Die Königin des Tierreichs

Löwen und Lämmer sind immer für eine Metapher gut, schwingt doch sofort Jesajas Prophezeiung vom absoluten Frieden mit, in dem Raubtier und potentielle Beute friedlich beieinanderliegen. Dass es im Film „I Care a Lot“ keineswegs friedlich zugehen wird, ist also schon klar, als Marla Grayson (Rosamund Pike) zu Beginn verkündet, sie sei eine Löwin. Noch bevor sie das erste Mal zu sehen ist, verlacht sie im Prolog das Publikum: „Sie denken, Sie seien gute Menschen. Das sind Sie nicht. Gute Menschen gibt es gar nicht.“ Ihre düster-zynische Botschaft vom skrupellosen Streben nach Reichtum wird von den neonpinken, verspielten Buchstaben des Titels gebrochen. Da fällt es leicht, diese These sofort wieder zu vergessen. Auch weil Rosamund Pike es schafft, dass man ihre Marla sympathisch findet, wenn sie mit eisernem Willen auf ihre Ziele zumarschiert.

Maria Wiesner

Etwa vor Gericht, wo sie mit akkuratestem Föhnbob und mitfühlendem Lächeln einem Richter verkaufen kann, dass ihr doch wirklich nur das Wohl ihrer Mündel am Herzen liege, jener alten, hilflosen Männer und Frauen, die sie zu deren eigener Sicherheit vor der Unfähigkeit ihrer Familien schützen müsse. Die Bewunderung, die Marla dem Zuschauer für ihre Gaunertricks abringt, ist die gleiche, die man auch für die tödliche Schönheit eines Hais empfindet. Und so herzlich wie das Lächeln dieses Raubfischs ist dann auch jenes, das Marla an der Haustür von Jennifer Peterson (Dianne Wiest) aufsetzt. Ihr sonnengelber Zweiteiler und der diesmal leicht angezauste Bob sollen Vertrauen erwecken, das Lächeln aber lässt Unglück ahnen. Marla hält Peterson ein Gerichtsschreiben unter die Nase, das sie zum Vormund der fitten Dame macht, und verfrachtet die schockierte Frau umgehend aus dem teuren Eigenheim in eine Pflegeanstalt, um innerhalb weniger Tage die komplette Einrichtung unter den Hammer zu bringen. Um die Pflege zu finanzieren, versteht sich.

Das ist der Trick, die Gesetzeslücke, die Marla entdeckt hat, um reich zu werden.

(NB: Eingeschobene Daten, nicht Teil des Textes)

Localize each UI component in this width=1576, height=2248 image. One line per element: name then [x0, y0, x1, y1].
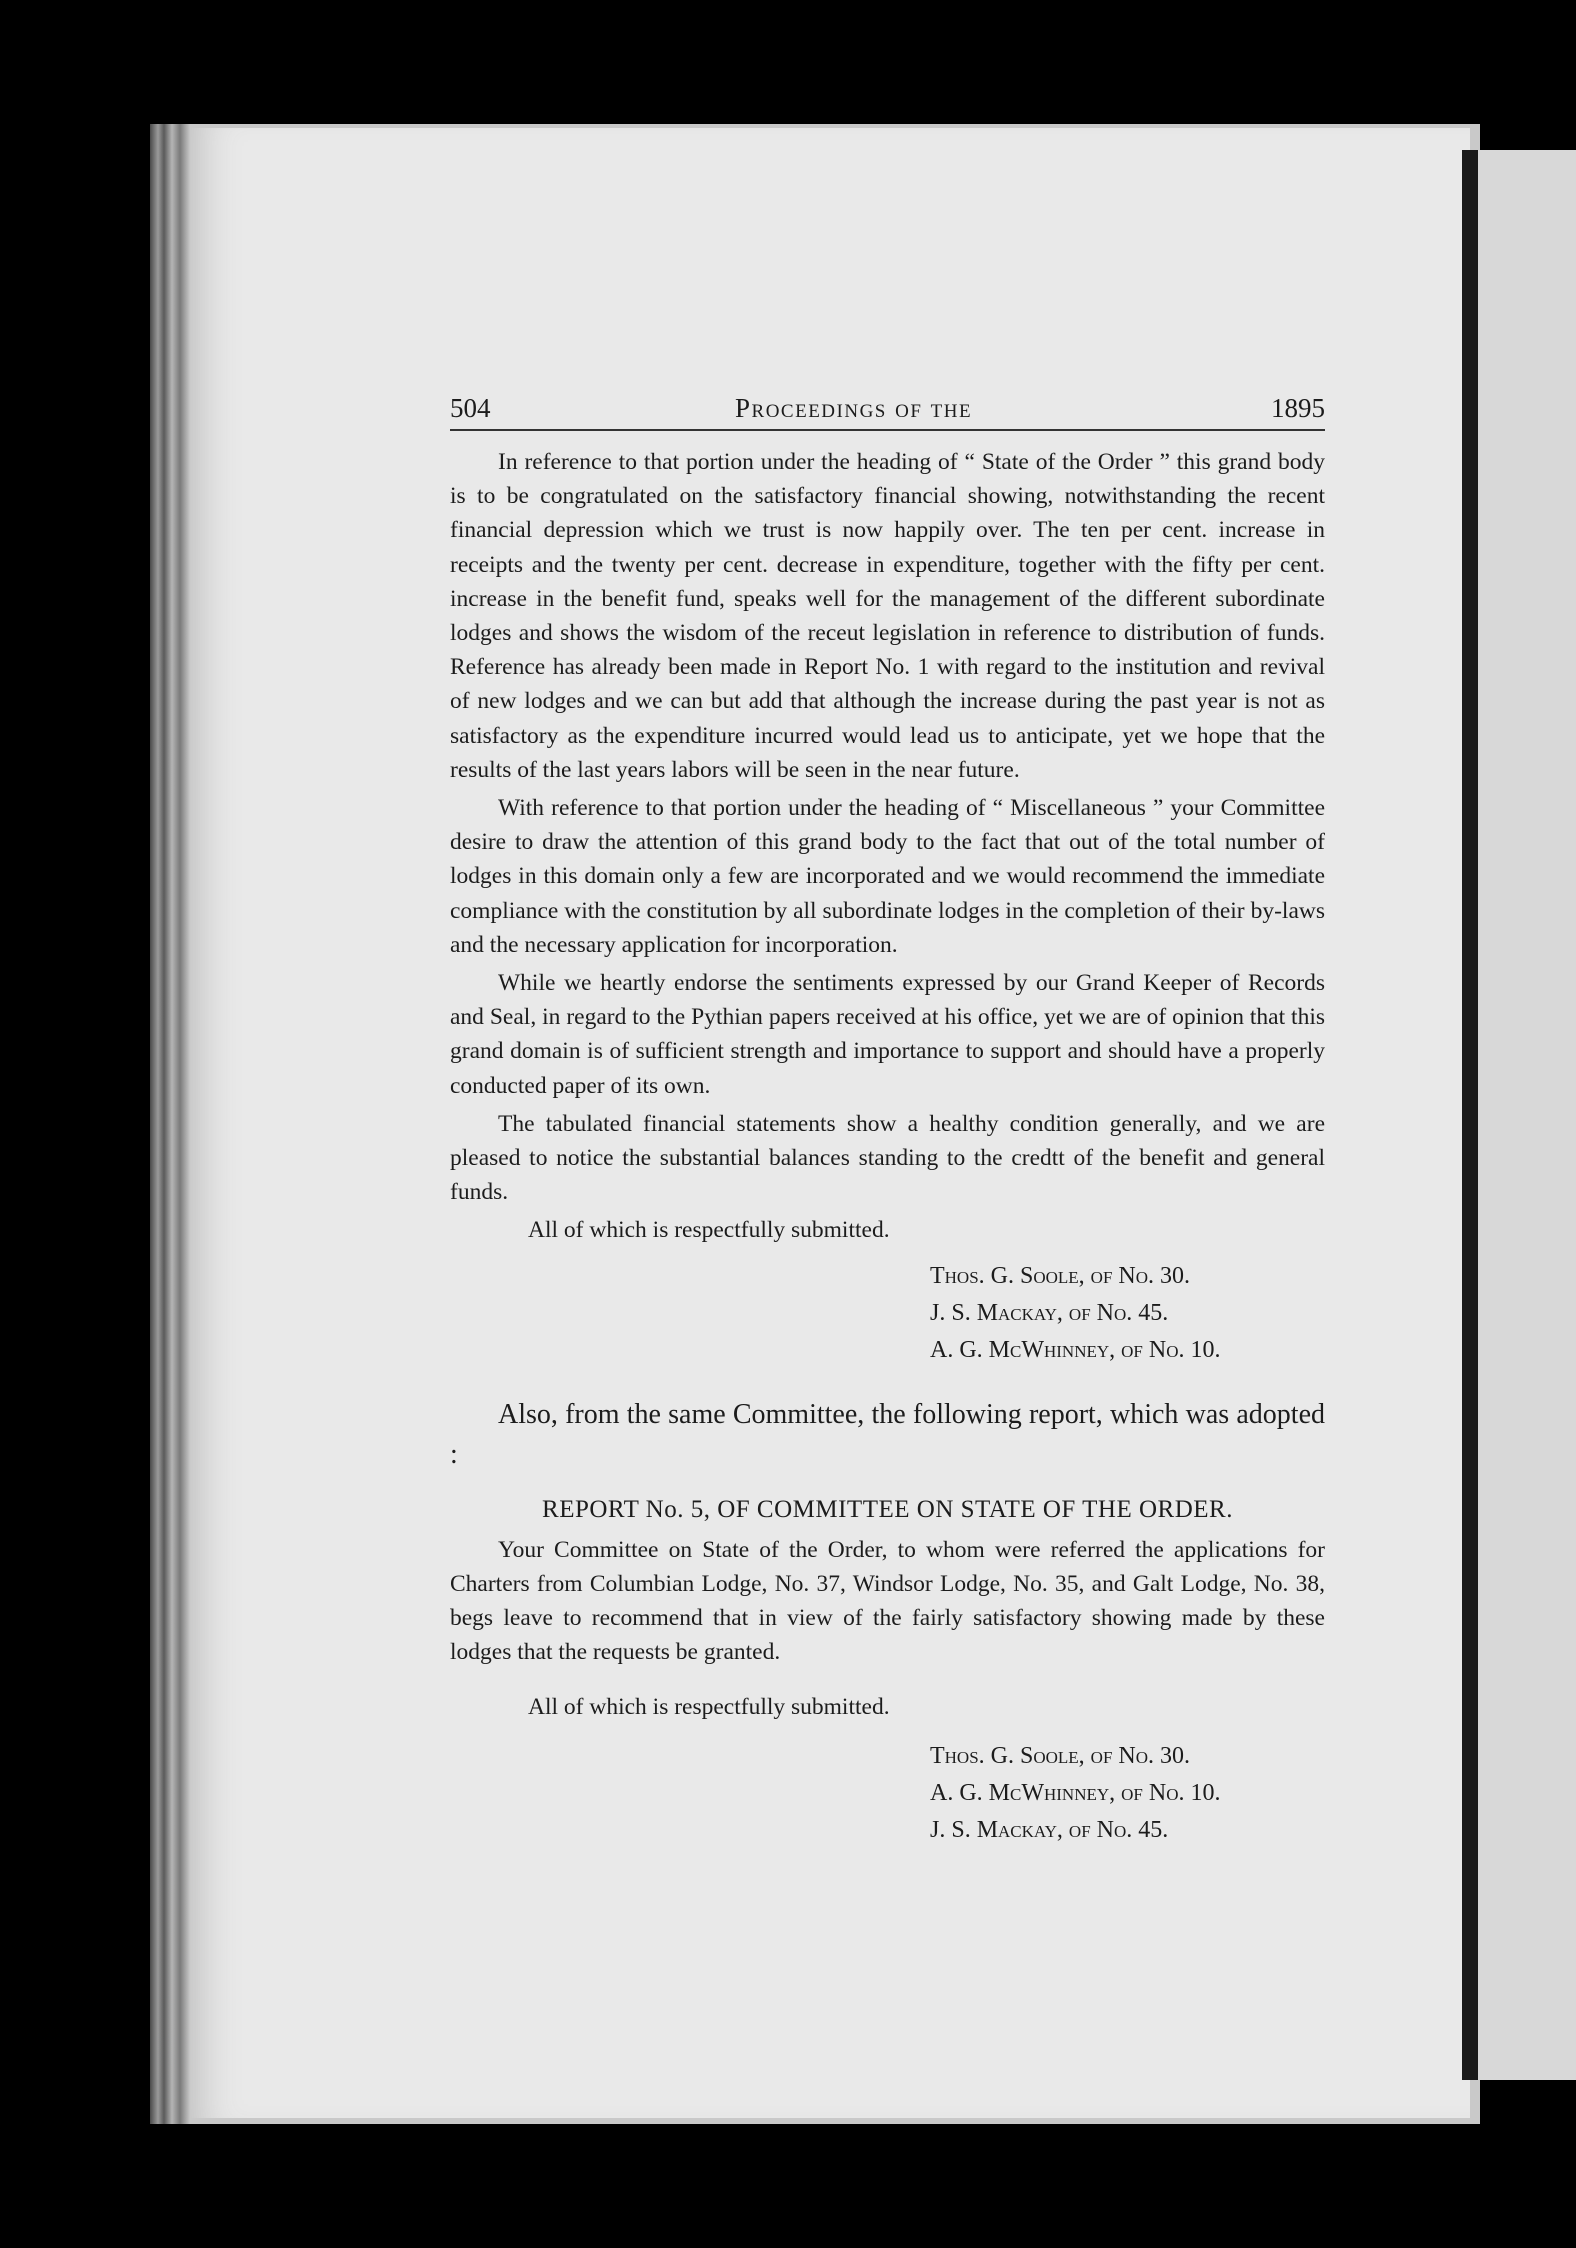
paragraph-financial-statements: The tabulated financial statements show a healthy condition generally, and we are pleased to notice the substantial balances standing to the credtt of the benefit and general funds. — [450, 1110, 1325, 1206]
submitted-line-2: All of which is respectfully submitted. — [528, 1693, 890, 1720]
facing-page-edge — [1478, 150, 1576, 2080]
signature-line: A. G. McWhinney, of No. 10. — [930, 1779, 1221, 1806]
signature-block-2 — [930, 1738, 1325, 1849]
gutter-shadow — [1462, 150, 1478, 2080]
signature-block-1 — [930, 1258, 1325, 1369]
signature-line: J. S. Mackay, of No. 45. — [930, 1816, 1169, 1843]
paragraph-state-of-order: In reference to that portion under the heading of “ State of the Order ” this grand body is to be congratulated on the satisfactory financial showing, notwithstanding the recent financial depression which we trust is now happily over. The ten per cent. increase in receipts and the twenty per cent. decrease in expenditure, together with the fifty per cent. increase in the benefit fund, speaks well for the management of the different subordinate lodges and shows the wisdom of the receut legislation in reference to distribution of funds. Reference has already been made in Report No. 1 with regard to the institution and revival of new lodges and we can but add that although the increase during the past year is not as satisfactory as the expenditure incurred would lead us to anticipate, yet we hope that the results of the last years labors will be seen in the near future. — [450, 449, 1325, 783]
signature-line: J. S. Mackay, of No. 45. — [930, 1299, 1169, 1326]
submitted-line-1: All of which is respectfully submitted. — [528, 1217, 890, 1244]
report-paragraph: Your Committee on State of the Order, to whom were referred the applications for Charters from Columbian Lodge, No. 37, Windsor Lodge, No. 35, and Galt Lodge, No. 38, begs leave to recommend that in view of the fairly satisfactory showing made by these lodges that the requests be granted. — [450, 1536, 1325, 1666]
header-title: Proceedings of the — [735, 393, 973, 423]
signature-line: Thos. G. Soole, of No. 30. — [930, 1262, 1191, 1289]
page-number: 504 — [450, 393, 491, 423]
header-year: 1895 — [1271, 393, 1325, 423]
paragraph-pythian-papers: While we heartly endorse the sentiments expressed by our Grand Keeper of Records and Seal, in regard to the Pythian papers received at his office, yet we are of opinion that this grand domain is of sufficient strength and importance to support and should have a properly conducted paper of its own. — [450, 970, 1325, 1099]
also-adopted-line: Also, from the same Committee, the following report, which was adopted : — [450, 1398, 1325, 1470]
page-content — [450, 385, 1325, 1849]
running-header — [450, 385, 1325, 431]
signature-line: A. G. McWhinney, of No. 10. — [930, 1336, 1221, 1363]
report-title: REPORT No. 5, OF COMMITTEE ON STATE OF THE ORDER. — [542, 1495, 1233, 1523]
signature-line: Thos. G. Soole, of No. 30. — [930, 1742, 1191, 1769]
paragraph-miscellaneous: With reference to that portion under the heading of “ Miscellaneous ” your Committee desire to draw the attention of this grand body to the fact that out of the total number of lodges in this domain only a few are incorporated and we would recommend the immediate compliance with the constitution by all subordinate lodges in the completion of their by-laws and the necessary application for incorporation. — [450, 795, 1325, 958]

Sie hat darum ein ganzes Unternehmen aufgebaut, das nicht nur mehrere Angestellte umfasst, darunter ihre Rechercheurin und Geliebte Fran (Eiza González), sondern auch auf die von Geldgier getriebene Komplizenschaft eines Pflegeheimdirektors und einer Ärztin baut, die Marla über besonders vielversprechende, sprich reiche Patienten ohne Familienanhang informiert. Da der britische Regisseur J Blakeson aber keinen Dokumentarfilm über Korruption im Pflegesystem drehen wollte, sondern der Frage nachgeht, was passiert, wenn man den amerikanischen Traum, in dem jeder seines eigenen Glückes Schmied ist, mit härtester Konsequenz verfolgt, lässt er auf Marla einen Gegenspieler los, der ihr in puncto Skrupellosigkeit auf Augenhöhe begegnen kann.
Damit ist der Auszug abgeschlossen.